Oct 17, 2012

Yamadera

Yesterday my wife and I took a day trip to Yamadera, a large temple complex in the mountains along the train line from Sendai to Yamagata city. We left home around 8 a.m. and walked to the Yaotome Subway Station, then after a ten minute ride we got off at Kita Sendai Station and changed to the Senzan train line.
 The Kita Sendai station proper is under the dark gray roof. The light gray roof covers on of the passageways from the platform to the station. The yellow line is for people who have poor vision or who are blind. They are all over the city. You can feel the little bumps through the soles of your shoes.
 Just to the left of the above picture, a new building was under construction. I found it interesting that just before the train arrived, a supervisor came out with a bullhorn and told all the workers to move away from the tracks. They all moved to the far side of the building. The train arrived and we hopped on. For the first few stations it was crowded with college students on the way to class, but after that the train was quite empty and we got good seats with no trouble. Fifty minutes after boarding, we got off at Yamadera Station and I had my first view of the temple complex.
 The various buildings are scattered around the mountain on the right side of this picture. The main temple is higher and to the right of the large rock cliff in the middle of the picture, above another but smaller rock cliff.

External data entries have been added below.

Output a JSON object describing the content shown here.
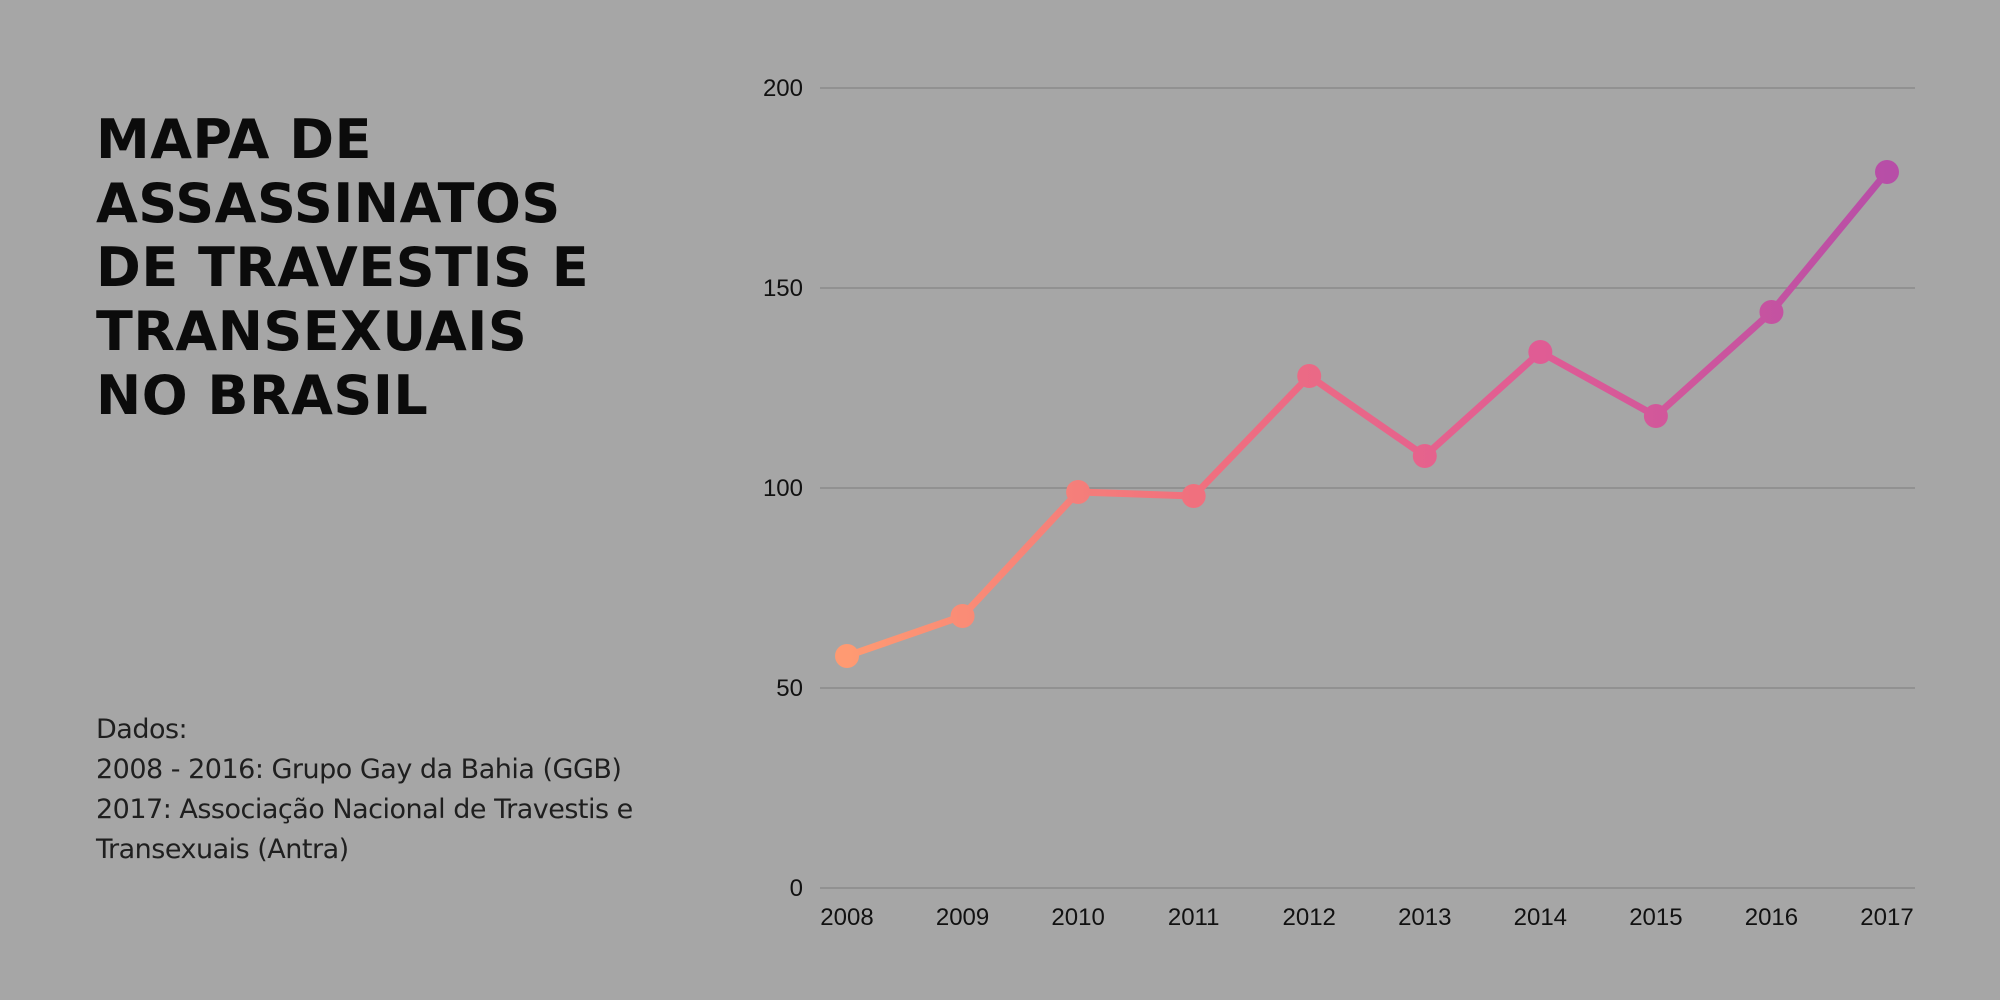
{
  "title_lines": [
    "MAPA DE",
    "ASSASSINATOS",
    "DE TRAVESTIS E",
    "TRANSEXUAIS",
    "NO BRASIL"
  ],
  "sources": {
    "heading": "Dados:",
    "line1": "2008 - 2016: Grupo Gay da Bahia (GGB)",
    "line2": "2017: Associação Nacional de Travestis e",
    "line3": "Transexuais (Antra)"
  },
  "chart_data": {
    "type": "line",
    "title": "MAPA DE ASSASSINATOS DE TRAVESTIS E TRANSEXUAIS NO BRASIL",
    "xlabel": "",
    "ylabel": "",
    "categories": [
      "2008",
      "2009",
      "2010",
      "2011",
      "2012",
      "2013",
      "2014",
      "2015",
      "2016",
      "2017"
    ],
    "series": [
      {
        "values": [
          58,
          68,
          99,
          98,
          128,
          108,
          134,
          118,
          144,
          179
        ]
      }
    ],
    "ylim": [
      0,
      200
    ],
    "yticks": [
      0,
      50,
      100,
      150,
      200
    ],
    "grid": true,
    "legend": "none",
    "gradient_colors": [
      "#ff9a72",
      "#f0707e",
      "#e05c94",
      "#b74ea7"
    ]
  },
  "colors": {
    "background": "#a6a6a6",
    "gridline": "#8a8a8a"
  }
}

Yamadera is actually a nickname for the temple, which was established by the Tendai Sect in the year 860. Here is what Wikipedia.com has to say about it.

Yama-dera (山寺 lit. "Mountain Temple"?) is about a twenty minute train ride (Senzan-sen Line) northeast of Yamagata City, in Yamagata Prefecture, Japan at the foot of the steep hill Hōshū-yama. The temple is a nationally-designated Place of Scenic Beauty and Historic Site.[1]
The area is named after the common name of the temple of Risshaku-ji (立石寺), founded in 860 AD by the priest Ennin (円仁) (AD 793 or 794–864), who is better known in Japan by his posthumous name, Jikaku Daishi (慈覺大師). In 847 he returned to Japan from China and in 854, he became the chief priest of the Tendai sect at Enryaku-ji. Risshaku-ji was founded as a branch temple of Enryaku-ji on Mt. Hiei near Kyoto. Even today the ritual fires brought from Enryaku-ji are still burning in the main temple. It developed into the major Heian period (794–1185) temple for rural Dewa province (now Yamagata and Akita prefectures).[2] This main temple, the Konpon-chūdō, an important cultural asset, is said to have been built in 1356 by Shiba Kaneyori, lord of Yamagata Castle. Most of Risshaku-ji was destroyed during the local wars of the early 16th century and it was rebuilt in 1543 under the monk Enkai. By the Edo period (1600–1868) Risshaku-ji was a powerful institution possessing a fief of 1,420 koku.[2]
The present Konpon-chūdō (Main Hall) is a Muromachi period (1333–1568) construction of beech, which is rare as a building material. The temples clinging to the steep rocky hillsides are picturesque and unusual. The thousand step climb through the dense cedar trees is worth making to the temples at the top and for the view from them. An important cultural asset, the Heian period seated wooden image of Yakushi Nyorai (the Buddha Bhaisajyaguru) is the principal image of the main temple. Yamadera holds many other important cultural assets in its treasure house, the Hihokan, including standing wooden images of Shaka Nyorai, Yakushi Nyorai and Amida Nyorai, a seated wooden image of Dengyo Daishi, a hanging wooden mandala of Buddha, and a stone monument of the Nyohō-kyō Sutra from 1144.[3]
Yama-dera is where the well-known haiku poet Matsuo Bashō wrote his famous haiku "ah this silence / sinking into the rocks / voice of cicada" in 1689. A museum of Basho's writings and paintings and other related art, the Yamadera Basho Memorial Museum, is a short walk up the hill on the opposite side of the steep valley. In 1996 the Ministry of the Environment selected the cicadas of Yama-dera as one of the 100 Soundscapes of Japan.[4]


 Still standing on the platform, I took this picture of Konpon-chudo (the roof on the right). The one important thing that the Wikipedia entry does say is that from the station to Konpon-chudo there are 1,000 steps and another 100 or more if you visit some of the side sites.
 This guide map is the first thing you see when you exit the station. You can see how many different places to see are indicated between the entrance and the top.
The sign over the door says that this is the Yamadera Hotel, but when we looked closer, it did not seem to be in operation. There was an exhibit of some kind inside but we did not stop because we were anxious to see the temple complex.